Producing a Sankey chart is almost a rite of passage within the Tableau community, an accomplishment that means perhaps you’ve finally mastered this tool and are finally on a par with the experts.
— Sam Parsons (@SParsonsDataViz) March 15, 2018
But are the Sankey charts we see in the community really worthy of being put on that pedestal? or are we biased towards this particular chart type because it’s the first complex chart many of us learn to create in Tableau?
In this post I want to review our love affair with the Sankey, critique some of the use cases of Sankey charts and suggest alternatives.
Sankey Charts – An Introduction
“Sankey diagrams are a specific type of flow diagram, in which the width of the arrows is shown proportionally to the flow quantity. They are typically used to visualize energy or material transfers between processes.”

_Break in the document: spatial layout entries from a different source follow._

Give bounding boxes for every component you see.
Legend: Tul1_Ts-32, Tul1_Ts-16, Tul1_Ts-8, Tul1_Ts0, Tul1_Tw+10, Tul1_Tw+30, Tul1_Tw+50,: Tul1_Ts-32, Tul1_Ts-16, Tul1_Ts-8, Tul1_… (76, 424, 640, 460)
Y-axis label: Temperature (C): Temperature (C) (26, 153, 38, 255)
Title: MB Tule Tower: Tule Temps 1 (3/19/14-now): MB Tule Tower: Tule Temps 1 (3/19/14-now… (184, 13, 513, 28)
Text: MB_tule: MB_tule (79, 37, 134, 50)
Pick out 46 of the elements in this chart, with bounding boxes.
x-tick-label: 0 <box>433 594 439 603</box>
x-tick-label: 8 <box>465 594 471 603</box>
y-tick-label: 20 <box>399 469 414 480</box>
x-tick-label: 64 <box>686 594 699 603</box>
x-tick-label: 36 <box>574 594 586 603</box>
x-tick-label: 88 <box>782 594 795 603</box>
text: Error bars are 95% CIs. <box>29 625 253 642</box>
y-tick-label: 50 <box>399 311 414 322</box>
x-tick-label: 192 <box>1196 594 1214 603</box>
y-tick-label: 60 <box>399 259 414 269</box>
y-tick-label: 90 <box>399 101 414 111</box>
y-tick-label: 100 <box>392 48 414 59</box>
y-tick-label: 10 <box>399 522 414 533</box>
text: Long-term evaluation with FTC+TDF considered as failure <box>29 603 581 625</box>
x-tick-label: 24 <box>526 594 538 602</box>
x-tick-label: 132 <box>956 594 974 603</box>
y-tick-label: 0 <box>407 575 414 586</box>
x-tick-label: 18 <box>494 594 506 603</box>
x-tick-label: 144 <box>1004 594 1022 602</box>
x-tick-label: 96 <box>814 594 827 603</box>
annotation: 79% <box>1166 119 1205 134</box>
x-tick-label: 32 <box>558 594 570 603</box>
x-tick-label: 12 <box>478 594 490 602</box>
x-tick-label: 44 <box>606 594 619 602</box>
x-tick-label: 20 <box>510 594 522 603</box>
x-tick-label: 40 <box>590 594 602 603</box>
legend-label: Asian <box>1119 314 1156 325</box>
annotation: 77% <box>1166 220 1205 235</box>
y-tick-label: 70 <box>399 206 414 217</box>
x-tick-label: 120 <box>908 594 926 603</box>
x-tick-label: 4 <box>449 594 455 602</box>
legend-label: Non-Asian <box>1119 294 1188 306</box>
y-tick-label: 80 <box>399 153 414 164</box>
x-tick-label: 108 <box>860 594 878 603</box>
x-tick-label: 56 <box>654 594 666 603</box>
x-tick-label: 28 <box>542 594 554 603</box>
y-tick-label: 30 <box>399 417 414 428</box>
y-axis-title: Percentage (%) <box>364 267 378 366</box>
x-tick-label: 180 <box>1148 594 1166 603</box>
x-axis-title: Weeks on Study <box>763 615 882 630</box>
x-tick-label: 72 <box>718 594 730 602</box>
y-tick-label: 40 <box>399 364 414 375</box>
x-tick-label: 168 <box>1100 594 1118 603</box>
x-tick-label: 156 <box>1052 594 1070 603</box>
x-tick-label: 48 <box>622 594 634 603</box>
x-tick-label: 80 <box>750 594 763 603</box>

(source: Wikipedia, article ‘Sankey diagram’)
Sankey diagrams are named after Captain Matthew Sankey, who used the diagram below in 1898 to show the energy efficiency of a steam engine.
Perhaps the most famous Sankey-type diagram is this one by Charles Minard – which should need no introduction.
Sankeys in the Tableau Community can be credited back to Jeff Shaffer (http://www.dataplusscience.com/RecreationinTableau2.html), while his original post isn’t a true Sankey diagram – to all intents and purposes it’s a curved slope chart – it led to further posts where he built on his method and others soon followed suit – namely Oliver Catherine, myself and others (too many to mention).
A Sensible Place to Start
If I’m going to start anywhere in my critique of Sankey Charts in the Tableau Community then I should start here, March 2015:
My blog post on how to use data densification was illustrated with the example below (click to see the interactive version):
What does this example show? Is it a useful Sankey diagram?
The diagram as it stands is clearly showing several things at once, and, being an example for a “how to” blog I didn’t truly think of the question it was answering.
What understanding of the data can a viewer tease out of this visualisation?
- Technology is the largest category
- South is the smallest region – the others are similar sizes.
- The split from Category to region is roughly in proportion to the size of the categories
Have a look yourself – can you pick anything more out? Give yourself two minutes?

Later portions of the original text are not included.